Смотрю сквозь неё и вижу. Дед разливает по тарелкам борщ. В нём так много гущи, что даже ложка стоит. За столом сидит друг мой, Эдичка, и за обе щеки уплетает варево, закусывая чёрным хлебом. Эдичка пьян от водки и счастья. Захмелел, потому что с дороги и был не жрамши. А вот сейчас ему хорошо: борщец и девочки рядом сидят полухорием. Лицо одной мне знакомо, она сидит такая нежная и испуганная, перед ней тарелка, из которой валит пар. Она не ест мясное, любит животных так же сильно, как и меня. Это она ставит будильник и вечно куда-то торопится, это она ждёт от меня первого (зачёркнуто) шага. Вторая девушка ест борщ аккуратно, размеренно, не проливая ни капли. В глазах грусть, отчаяние, как у сына Ивана Грозного. Эту девушку раздражает всё, что она видит: и вкусный борщ, и надоедливый Эдичка, который говорит за столом с набитым ртом. И даже мой дед, который в сотый раз рассказывает историю о том, как четырёхлетним видел живого немца. Она ждёт моего звонка (не знаю номера), а не бородатых историй. Дед-малыш стоял внутри перевёрнутой табуретки, как в детском манеже, немцы зашли в дом, никого не тронули, поели и ушли. Это я всё придумал, я не знаю, чем кончилась эта история. Это одна из тех историй, которую повторяют из раза в раз, и она, из-за большого количества повторений, затёрлась до дыр. Её больше не следует рассказывать.

Я вижу третью девушку. Мы встречались с ней один раз, в редакции журнала. Помню парадную, бесконечную лестницу, замыленные окна, продавленный звонок. Нам тогда никто не открыл, мы попали в неприёмные часы. В руках у каждого были рукописи, у меня что-то сделанное второпях, у неё — рассказ, который она долго писала, переписывала и выстрадала. Он был о девушке, которая не могла найти себе места в этом мире, и мыслями уносилась в семнадцатый век, там ей было гораздо лучше. Я посоветовал девушке-автору найти микро-деталь, которая бы помогла девушке-героине перемещаться во времени. Этой деталью могла стать муха: она бы просто села на рукав платья героини, стала перебирать лапками; девушка смотрит на муху и переносится в семнадцатый век. Гениально — сказала девушка-автор и со смехом выбросила листы в воздух. Они разлетелись по парадной как испуганные голуби. Может быть, там, за столом, сидит та девушка? Не та, встреченная мной в редакции, а потусторонняя. Она мила и учтива, говорит редко, всё больше молчит. А потом вдруг прерывает молчание и спрашивает меня, глядя в глаза: как прошёл ваш день?

И все сидящие за столом, а их пятеро, разом поворачиваются ко мне и ждут, что я им отвечу. Я пугаюсь этого коллективного ожидания и ухожу от них, выкладываю на ленту продукты, достаю карту покупателя, складываю купленное в свой пакет.

Выхожу из магазина, вставляю наушники, включаю Четвёртую симфонию Авета Тертеряна.

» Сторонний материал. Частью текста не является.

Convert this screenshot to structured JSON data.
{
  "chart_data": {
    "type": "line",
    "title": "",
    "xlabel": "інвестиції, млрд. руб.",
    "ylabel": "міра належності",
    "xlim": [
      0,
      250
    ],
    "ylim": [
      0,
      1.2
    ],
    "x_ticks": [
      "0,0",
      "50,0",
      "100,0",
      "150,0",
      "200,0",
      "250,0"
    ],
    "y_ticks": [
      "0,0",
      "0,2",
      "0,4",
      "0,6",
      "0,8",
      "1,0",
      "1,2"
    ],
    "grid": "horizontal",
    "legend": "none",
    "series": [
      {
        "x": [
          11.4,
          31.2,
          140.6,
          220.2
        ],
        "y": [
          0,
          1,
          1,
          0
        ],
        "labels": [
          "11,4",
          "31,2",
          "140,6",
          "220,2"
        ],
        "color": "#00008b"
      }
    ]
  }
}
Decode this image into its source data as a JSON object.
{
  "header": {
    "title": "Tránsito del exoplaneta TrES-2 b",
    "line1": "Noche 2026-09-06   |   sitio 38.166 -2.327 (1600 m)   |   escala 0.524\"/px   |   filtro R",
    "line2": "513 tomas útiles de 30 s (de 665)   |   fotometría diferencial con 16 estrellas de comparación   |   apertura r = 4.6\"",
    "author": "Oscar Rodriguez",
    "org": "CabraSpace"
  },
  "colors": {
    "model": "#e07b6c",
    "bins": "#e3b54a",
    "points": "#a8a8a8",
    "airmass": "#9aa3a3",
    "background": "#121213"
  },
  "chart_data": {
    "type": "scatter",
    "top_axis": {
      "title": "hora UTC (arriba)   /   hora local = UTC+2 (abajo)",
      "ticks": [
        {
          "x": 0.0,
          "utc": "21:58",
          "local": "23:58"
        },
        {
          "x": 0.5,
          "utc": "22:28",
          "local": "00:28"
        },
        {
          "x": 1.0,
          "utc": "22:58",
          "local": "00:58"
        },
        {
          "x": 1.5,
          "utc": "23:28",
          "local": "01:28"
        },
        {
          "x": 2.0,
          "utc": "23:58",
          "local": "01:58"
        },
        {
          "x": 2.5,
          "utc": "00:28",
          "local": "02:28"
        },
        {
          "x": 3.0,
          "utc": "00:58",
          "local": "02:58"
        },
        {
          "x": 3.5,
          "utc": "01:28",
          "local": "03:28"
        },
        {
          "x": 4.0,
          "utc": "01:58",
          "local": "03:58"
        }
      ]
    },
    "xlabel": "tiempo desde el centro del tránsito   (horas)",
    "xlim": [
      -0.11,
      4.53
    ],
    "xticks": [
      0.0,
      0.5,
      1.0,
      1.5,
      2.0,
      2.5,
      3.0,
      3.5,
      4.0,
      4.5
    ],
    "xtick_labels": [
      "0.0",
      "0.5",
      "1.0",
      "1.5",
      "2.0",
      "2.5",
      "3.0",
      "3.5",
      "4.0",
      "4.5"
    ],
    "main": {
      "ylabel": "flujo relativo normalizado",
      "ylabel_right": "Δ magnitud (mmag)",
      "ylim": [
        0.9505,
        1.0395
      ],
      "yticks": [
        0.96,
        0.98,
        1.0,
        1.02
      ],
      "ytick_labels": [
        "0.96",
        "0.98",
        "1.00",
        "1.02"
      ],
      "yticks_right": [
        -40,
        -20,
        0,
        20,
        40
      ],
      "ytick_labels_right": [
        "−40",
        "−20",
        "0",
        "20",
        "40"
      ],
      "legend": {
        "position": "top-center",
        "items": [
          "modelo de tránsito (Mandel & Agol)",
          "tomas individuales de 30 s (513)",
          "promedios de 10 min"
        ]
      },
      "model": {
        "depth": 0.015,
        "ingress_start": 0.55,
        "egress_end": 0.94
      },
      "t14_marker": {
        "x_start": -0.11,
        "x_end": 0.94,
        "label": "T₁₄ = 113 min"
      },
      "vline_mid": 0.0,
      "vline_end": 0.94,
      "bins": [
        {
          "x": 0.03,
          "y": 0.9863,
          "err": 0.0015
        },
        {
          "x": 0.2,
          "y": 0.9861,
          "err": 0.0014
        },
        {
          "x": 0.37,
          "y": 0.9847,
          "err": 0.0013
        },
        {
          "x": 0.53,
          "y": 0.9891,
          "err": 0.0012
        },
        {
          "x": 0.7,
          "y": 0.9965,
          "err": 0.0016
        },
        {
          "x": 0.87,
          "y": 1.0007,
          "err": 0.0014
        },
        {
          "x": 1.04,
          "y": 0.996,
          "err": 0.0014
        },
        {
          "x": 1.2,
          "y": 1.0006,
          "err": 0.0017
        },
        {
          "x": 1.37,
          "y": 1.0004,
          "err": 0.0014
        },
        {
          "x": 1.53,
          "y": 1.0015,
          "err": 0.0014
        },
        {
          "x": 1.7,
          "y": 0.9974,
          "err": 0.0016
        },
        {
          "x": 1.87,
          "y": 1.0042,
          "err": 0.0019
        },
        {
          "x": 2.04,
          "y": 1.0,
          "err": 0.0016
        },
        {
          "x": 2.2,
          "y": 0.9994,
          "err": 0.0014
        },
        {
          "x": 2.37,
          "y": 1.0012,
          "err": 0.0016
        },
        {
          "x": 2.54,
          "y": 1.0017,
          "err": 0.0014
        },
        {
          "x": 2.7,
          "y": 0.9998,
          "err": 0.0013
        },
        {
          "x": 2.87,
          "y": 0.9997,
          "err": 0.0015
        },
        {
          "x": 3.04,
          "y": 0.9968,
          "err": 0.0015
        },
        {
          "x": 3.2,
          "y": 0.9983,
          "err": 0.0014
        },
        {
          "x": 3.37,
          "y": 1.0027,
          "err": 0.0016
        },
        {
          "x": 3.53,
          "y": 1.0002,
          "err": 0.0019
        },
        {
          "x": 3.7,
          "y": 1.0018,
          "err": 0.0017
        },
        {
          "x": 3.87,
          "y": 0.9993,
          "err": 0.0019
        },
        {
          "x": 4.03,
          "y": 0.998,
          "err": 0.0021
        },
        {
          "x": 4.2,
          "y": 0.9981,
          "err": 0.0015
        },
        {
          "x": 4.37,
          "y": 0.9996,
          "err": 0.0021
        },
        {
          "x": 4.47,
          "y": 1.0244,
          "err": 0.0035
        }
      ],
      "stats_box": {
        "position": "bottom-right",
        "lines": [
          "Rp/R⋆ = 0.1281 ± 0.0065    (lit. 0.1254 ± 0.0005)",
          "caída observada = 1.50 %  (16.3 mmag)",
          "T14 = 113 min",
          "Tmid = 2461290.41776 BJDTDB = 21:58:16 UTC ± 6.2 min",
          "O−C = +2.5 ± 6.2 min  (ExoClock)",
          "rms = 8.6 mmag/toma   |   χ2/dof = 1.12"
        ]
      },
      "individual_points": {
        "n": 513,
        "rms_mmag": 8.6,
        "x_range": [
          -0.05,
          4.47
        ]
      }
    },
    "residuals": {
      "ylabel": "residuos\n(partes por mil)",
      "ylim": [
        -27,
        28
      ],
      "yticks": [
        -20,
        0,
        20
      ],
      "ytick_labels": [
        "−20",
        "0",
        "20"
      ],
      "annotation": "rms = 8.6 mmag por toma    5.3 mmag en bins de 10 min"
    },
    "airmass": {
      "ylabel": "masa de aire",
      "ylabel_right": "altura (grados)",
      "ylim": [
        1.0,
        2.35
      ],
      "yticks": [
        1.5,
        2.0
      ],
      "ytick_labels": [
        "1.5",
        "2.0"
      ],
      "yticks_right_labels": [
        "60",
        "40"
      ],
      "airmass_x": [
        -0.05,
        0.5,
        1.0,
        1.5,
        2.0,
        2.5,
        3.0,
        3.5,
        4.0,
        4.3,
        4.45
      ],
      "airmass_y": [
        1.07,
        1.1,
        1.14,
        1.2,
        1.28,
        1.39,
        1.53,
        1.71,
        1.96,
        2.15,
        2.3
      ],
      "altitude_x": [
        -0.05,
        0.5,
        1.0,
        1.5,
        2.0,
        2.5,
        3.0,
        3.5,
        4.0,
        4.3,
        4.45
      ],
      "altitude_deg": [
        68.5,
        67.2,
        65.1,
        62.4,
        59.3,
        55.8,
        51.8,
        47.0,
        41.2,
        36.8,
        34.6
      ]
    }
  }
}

Она как будто и не звучит вовсе, только слышно отдалённое шуршание клавесина. Но есть в тертеряновской симфонии особый момент, я не знаю на какой минуте он происходит, и не хочу знать, иначе чуда не случится, когда раздаётся резкий хлопок ударных (громкость на максимуме), и я закрываю глаза от неожиданности.

Я оглушён, и больше не слышу ни звонка будильника, ни гудков, ни голоса деда, зовущего меня отведать борщ, иначе Эдичка всё сожрёт и не поморщится.

Я на какой-то другой стороне, там, где точка разрыва и соединения, в этом месте кто-то когда-то написал: «не верь памяти, верь мечтам», а потом густо зачеркнул.